Introduction
SentencePiece treats text as a raw byte stream rather than pre-tokenized words, making it truly language-independent. It trains subword vocabularies using BPE or unigram language model algorithms directly from raw text, which is why it became the default tokenizer for T5, LLaMA, Gemma, and many other LLMs.
What SentencePiece Does
- Trains subword tokenization models from raw text without pre-tokenization or language rules
- Implements both Byte-Pair Encoding (BPE) and unigram language model algorithms
- Encodes and decodes text reversibly with no information loss
- Operates on Unicode and raw bytes, supporting all languages including CJK without word boundaries
- Ships as a C++ library with Python, Java, and TensorFlow bindings
Architecture Overview
SentencePiece models are trained offline and serialized as protocol buffer files. At runtime, the encoder applies the learned merge rules (BPE) or maximum likelihood segmentation (unigram) to split input text into subword units. A sentencepiece model maps each subword to an integer ID. The decoder reverses this mapping losslessly using stored whitespace metadata.
Self-Hosting & Configuration
- Install Python bindings: pip install sentencepiece
- Build from source for C++ embedding: cmake and make in the repository
- Train models with configurable vocab_size, model_type (bpe/unigram), and character_coverage
- Control special tokens: bos_id, eos_id, pad_id, unk_id
- Use byte_fallback=true to handle any UTF-8 character even outside the vocabulary
Key Features
- Language-agnostic: no word segmentation or normalization rules required
- Fully reversible: decode(encode(text)) == text with whitespace preserved
- Byte-fallback mode handles out-of-vocabulary characters without UNK tokens
- Fast C++ core with sub-millisecond encoding for typical sentences
- Compatible with all major ML frameworks including PyTorch, TensorFlow, and JAX
Comparison with Similar Tools
- Hugging Face Tokenizers — Rust-based with more tokenizer types and faster parallel training; SentencePiece is the reference implementation used by most LLM papers
- tiktoken — OpenAI's BPE tokenizer optimized for GPT models; SentencePiece supports unigram model and broader language coverage
- WordPiece — BERT's algorithm that requires pre-tokenization; SentencePiece works on raw text
- BPE (original) — the algorithm itself; SentencePiece wraps it with training, serialization, and multi-language support
FAQ
Q: What is the difference between BPE and unigram mode? A: BPE greedily merges frequent pairs bottom-up. Unigram starts with a large vocabulary and prunes by likelihood. Unigram often produces better subword regularization for training robustness.

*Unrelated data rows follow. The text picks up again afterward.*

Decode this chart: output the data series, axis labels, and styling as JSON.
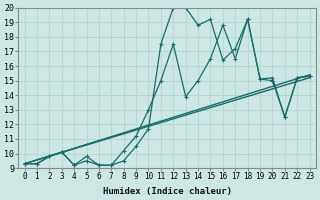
{
  "xlabel": "Humidex (Indice chaleur)",
  "ylabel": "",
  "xlim": [
    -0.5,
    23.5
  ],
  "ylim": [
    9,
    20
  ],
  "xticks": [
    0,
    1,
    2,
    3,
    4,
    5,
    6,
    7,
    8,
    9,
    10,
    11,
    12,
    13,
    14,
    15,
    16,
    17,
    18,
    19,
    20,
    21,
    22,
    23
  ],
  "yticks": [
    9,
    10,
    11,
    12,
    13,
    14,
    15,
    16,
    17,
    18,
    19,
    20
  ],
  "background_color": "#cde8e4",
  "grid_color": "#b8d8d4",
  "line_color": "#1a6b6b",
  "series": [
    {
      "x": [
        0,
        23
      ],
      "y": [
        9.3,
        15.2
      ],
      "marker": "None",
      "linestyle": "-",
      "linewidth": 1.0
    },
    {
      "x": [
        0,
        23
      ],
      "y": [
        9.3,
        15.4
      ],
      "marker": "None",
      "linestyle": "-",
      "linewidth": 1.0
    },
    {
      "x": [
        0,
        1,
        2,
        3,
        4,
        5,
        6,
        7,
        8,
        9,
        10,
        11,
        12,
        13,
        14,
        15,
        16,
        17,
        18,
        19,
        20,
        21,
        22,
        23
      ],
      "y": [
        9.3,
        9.3,
        9.8,
        10.1,
        9.2,
        9.5,
        9.2,
        9.2,
        9.5,
        10.5,
        11.7,
        17.5,
        20.0,
        20.0,
        18.8,
        19.2,
        16.4,
        17.2,
        19.2,
        15.1,
        15.2,
        12.5,
        15.2,
        15.3
      ],
      "marker": "+",
      "linestyle": "-",
      "linewidth": 0.9
    },
    {
      "x": [
        0,
        1,
        2,
        3,
        4,
        5,
        6,
        7,
        8,
        9,
        10,
        11,
        12,
        13,
        14,
        15,
        16,
        17,
        18,
        19,
        20,
        21,
        22,
        23
      ],
      "y": [
        9.3,
        9.3,
        9.8,
        10.1,
        9.2,
        9.8,
        9.2,
        9.2,
        10.2,
        11.2,
        13.0,
        15.0,
        17.5,
        13.9,
        15.0,
        16.5,
        18.8,
        16.5,
        19.2,
        15.1,
        15.0,
        12.5,
        15.2,
        15.3
      ],
      "marker": "+",
      "linestyle": "-",
      "linewidth": 0.9
    }
  ]
}
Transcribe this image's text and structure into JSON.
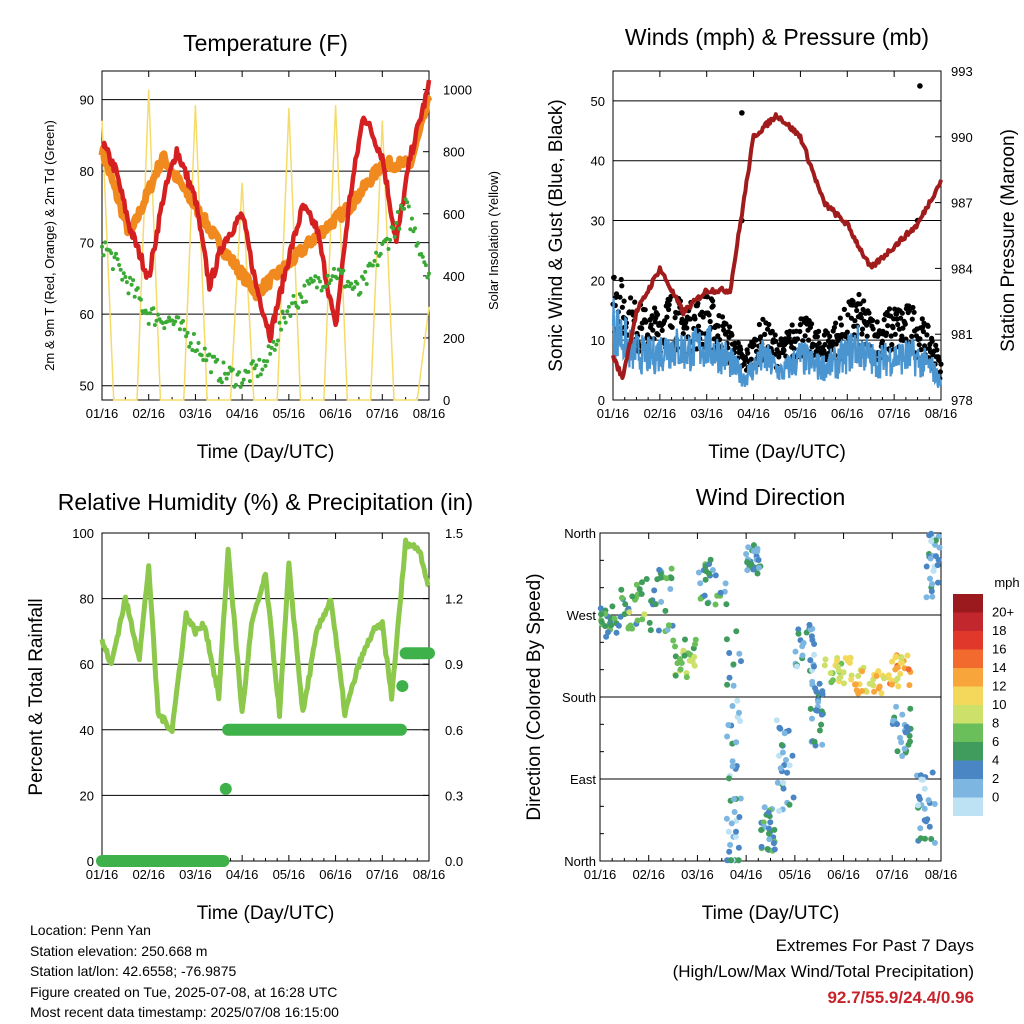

Q: Why do LLMs use SentencePiece instead of word-level tokenization? A: Subword tokenization handles rare words, morphology, and multilingual text with a fixed vocabulary size, avoiding out-of-vocabulary issues.
Q: Can I add custom tokens to an existing model? A: Yes. Use the user_defined_symbols parameter during training, or modify the model proto to add tokens post-hoc.
Q: How large should my vocabulary be? A: 32,000 is common for LLMs. Smaller vocabularies (8k-16k) work for single-language applications; larger (64k-128k) help multilingual models.